Pete Neupert, Corporate Vice President Health Solutions Group, Microsoft Corp. shared some practical comments about transparency during his keynote speech.  He described transparency as enhanced customer service.  He also suggested the healthcare industry should start using copies of data since the data is already being collected and the technology already exists.  Peter said data should be shared in a meaningful way.

 

Some of the challenges and chief concerns for transparency include:

 

·         Who will be the first mover to disclose this “secret” data

·         Who is accountable

·         Existing cultures within insurance companies are a huge barrier– guts to let go and share data

·         Existing complicated pricing structures (result of the system)
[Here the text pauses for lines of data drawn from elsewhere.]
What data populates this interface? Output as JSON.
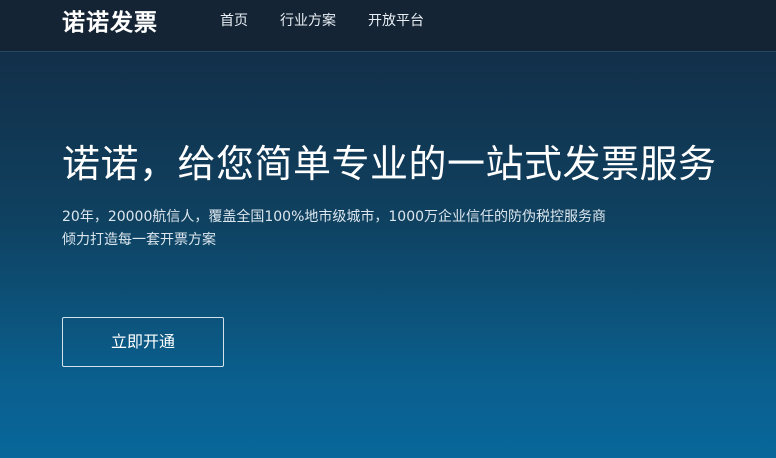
{
  "header": {
    "logo_text": "诺诺发票",
    "nav": [
      {
        "label": "首页"
      },
      {
        "label": "行业方案"
      },
      {
        "label": "开放平台"
      }
    ]
  },
  "hero": {
    "title": "诺诺，给您简单专业的一站式发票服务",
    "description_line1": "20年，20000航信人，覆盖全国100%地市级城市，1000万企业信任的防伪税控服务商",
    "description_line2": "倾力打造每一套开票方案",
    "cta_label": "立即开通"
  }
}
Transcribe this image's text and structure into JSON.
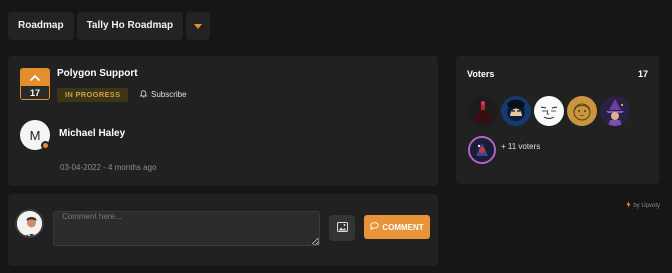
{
  "breadcrumb": {
    "items": [
      "Roadmap",
      "Tally Ho Roadmap"
    ]
  },
  "post": {
    "vote_count": "17",
    "title": "Polygon Support",
    "status": "IN PROGRESS",
    "subscribe_label": "Subscribe",
    "author": {
      "initial": "M",
      "name": "Michael Haley"
    },
    "date": "03-04-2022 - 4 months ago"
  },
  "comment": {
    "placeholder": "Comment here...",
    "button_label": "COMMENT"
  },
  "voters": {
    "title": "Voters",
    "count": "17",
    "more_label": "+ 11 voters"
  },
  "footer": {
    "powered_by": "by Upvoty"
  },
  "colors": {
    "accent": "#e58f2c",
    "status_text": "#c8a24a",
    "status_bg": "#3d3516"
  }
}
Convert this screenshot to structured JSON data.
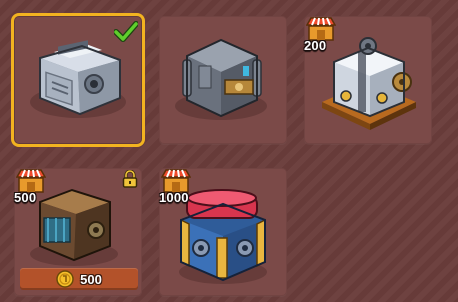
{
  "colors": {
    "background": "#6a3d3b",
    "card": "#7b4a48",
    "selected_border": "#f2b320",
    "check": "#5fce2c",
    "coin_bar": "#b3522a"
  },
  "items": [
    {
      "name": "steel-safe",
      "selected": true,
      "price": "",
      "icon": "check-icon"
    },
    {
      "name": "gear-safe",
      "selected": false,
      "price": ""
    },
    {
      "name": "white-gear-cube",
      "selected": false,
      "price": "200",
      "icon": "shop-icon"
    },
    {
      "name": "wooden-vault",
      "selected": false,
      "price": "500",
      "icon": "shop-icon",
      "locked": true,
      "coin_cost": "500"
    },
    {
      "name": "red-gold-vault",
      "selected": false,
      "price": "1000",
      "icon": "shop-icon"
    }
  ]
}
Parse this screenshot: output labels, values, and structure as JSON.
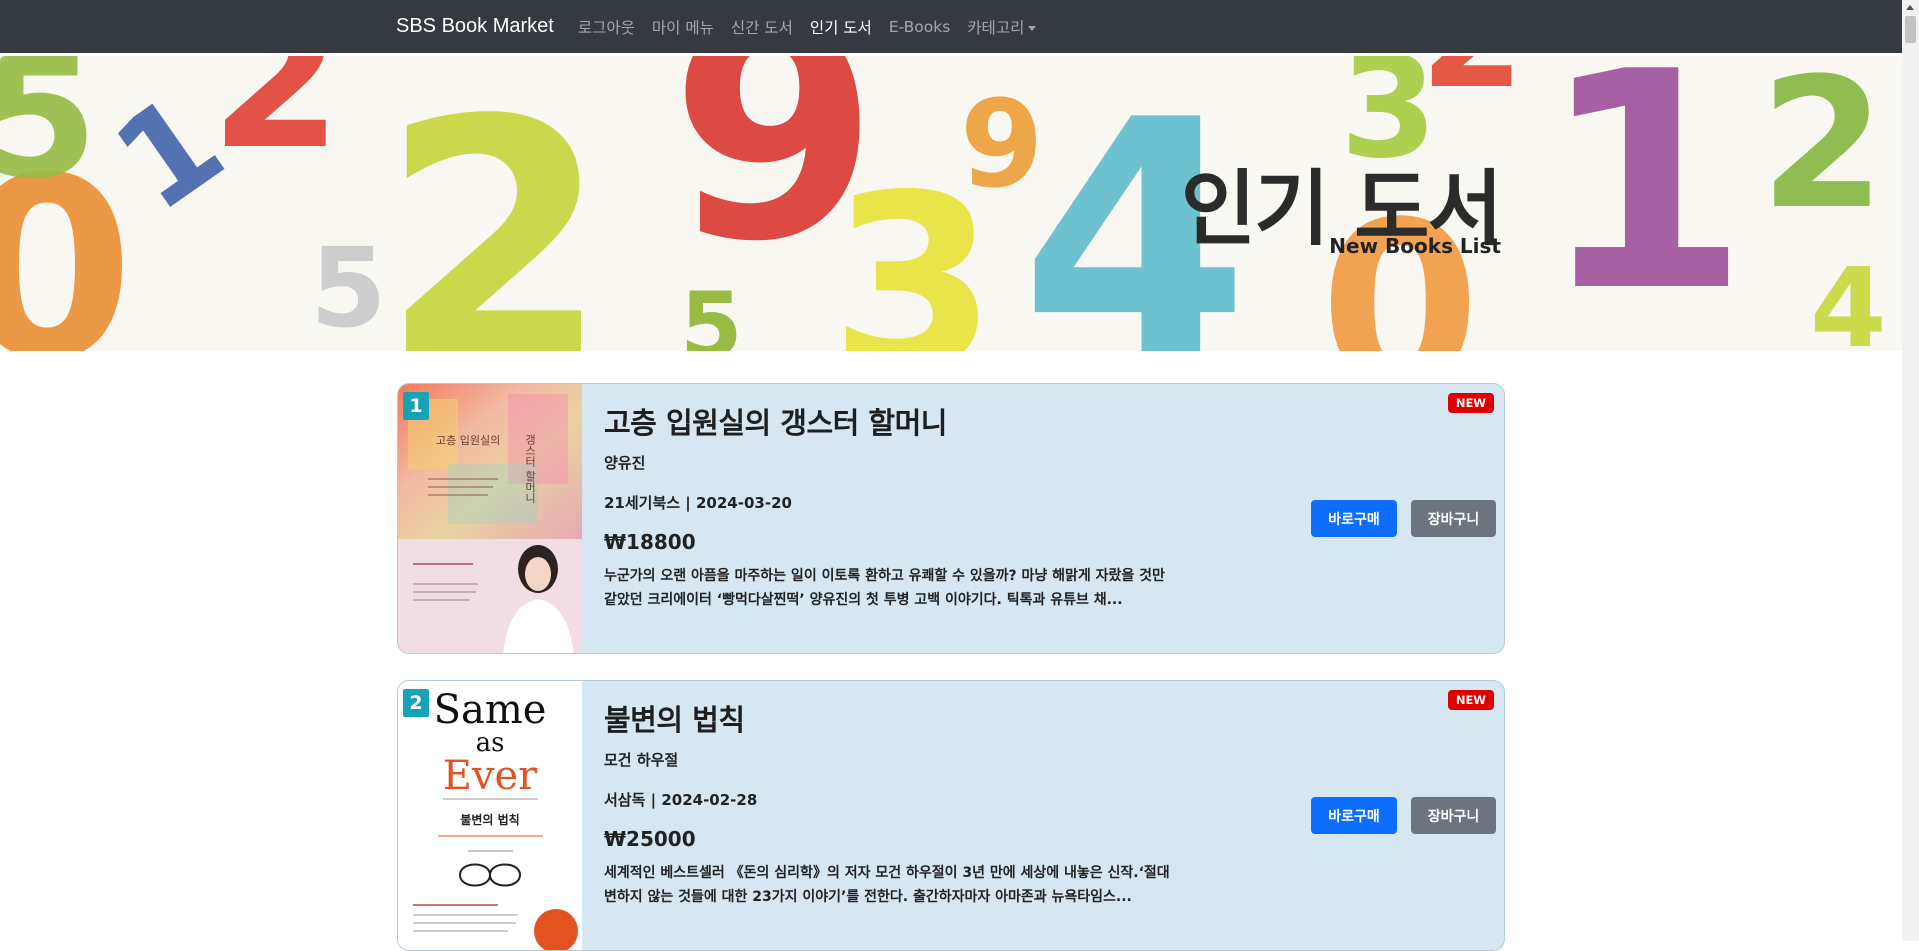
{
  "navbar": {
    "brand": "SBS Book Market",
    "links": [
      "로그아웃",
      "마이 메뉴",
      "신간 도서",
      "인기 도서",
      "E-Books",
      "카테고리"
    ]
  },
  "hero": {
    "title": "인기 도서",
    "subtitle": "New Books List"
  },
  "books": [
    {
      "rank": "1",
      "title": "고층 입원실의 갱스터 할머니",
      "author": "양유진",
      "publisher_date": "21세기북스 | 2024-03-20",
      "price": "₩18800",
      "description": "누군가의 오랜 아픔을 마주하는 일이 이토록 환하고 유쾌할 수 있을까? 마냥 해맑게 자랐을 것만 같았던 크리에이터 ‘빵먹다살찐떡’ 양유진의 첫 투병 고백 이야기다. 틱톡과 유튜브 채...",
      "badge": "NEW",
      "buy_label": "바로구매",
      "cart_label": "장바구니",
      "cover_title": "고층 입원실의",
      "cover_title2": "갱스터 할머니"
    },
    {
      "rank": "2",
      "title": "불변의 법칙",
      "author": "모건 하우절",
      "publisher_date": "서삼독 | 2024-02-28",
      "price": "₩25000",
      "description": "세계적인 베스트셀러 《돈의 심리학》의 저자 모건 하우절이 3년 만에 세상에 내놓은 신작.‘절대 변하지 않는 것들에 대한 23가지 이야기’를 전한다. 출간하자마자 아마존과 뉴욕타임스...",
      "badge": "NEW",
      "buy_label": "바로구매",
      "cart_label": "장바구니",
      "cover_title": "Same",
      "cover_title2": "as",
      "cover_title3": "Ever",
      "cover_ko": "불변의 법칙"
    }
  ],
  "colors": {
    "navbar": "#343a40",
    "card": "#d7e7f1",
    "rank_badge": "#17a2b8",
    "new_badge": "#e00000",
    "buy_button": "#0d6efd",
    "cart_button": "#6c757d"
  }
}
·         Are the motivations in the industry aligned

·         What is our capacity for change

·         Who will develop the standards

·         How will health plans use the information to make it available to members

 

One of the presentations at this conference was an interactive session, “Preparing for Transparency: What it Means to You” and included lively discussions on transparency.  The discussions included understanding the vision behind a transparent health care system, how transparency promotes competition in a consumer-driven world and practical approaches and tools for achieving transparency.

 

The session was presented by:

Mark Ganz, President and CEO, The Regence Group

Luis Machuca, President and CEO, Kryptiq Corporation

 

Guiding Principles for Transparency

1.       Focus on the consumer

2.       Cover members, providers and organizations

3.       Requires historic collaboration across the industry.  Understand the difference between competitive differentiation and common infrastructure

4.       Must be forward focused and relevant and valuable to the consumer

5.       Requires significant culture shift  (control à empowerment)

   

The closing keynote speaker was Regina Herzlinger, professor of business administration at Harvard Business School, senior fellow at the Manhattan Institute and author of “Who Killed Health Care?” Regina is a powerful speaker.  She fills the room with compelling research statistics, bold statements, and her humor.  Regina is an advocate of market-driven, consumer-oriented health reform.  Her powerful closing statement was, “….the governments micromanagement of the prices of insurers and providers should be avoided, not emulated.  Instead the government should help lower-income people, enforce transparency, prosecute fraud and abuse---but otherwise get out of the way.”  I had the honor of meeting her in person after the event and I mentioned OutofPocket.com to her.  She said my price transparency tool using consumer collaboration to expose true prices is a great idea!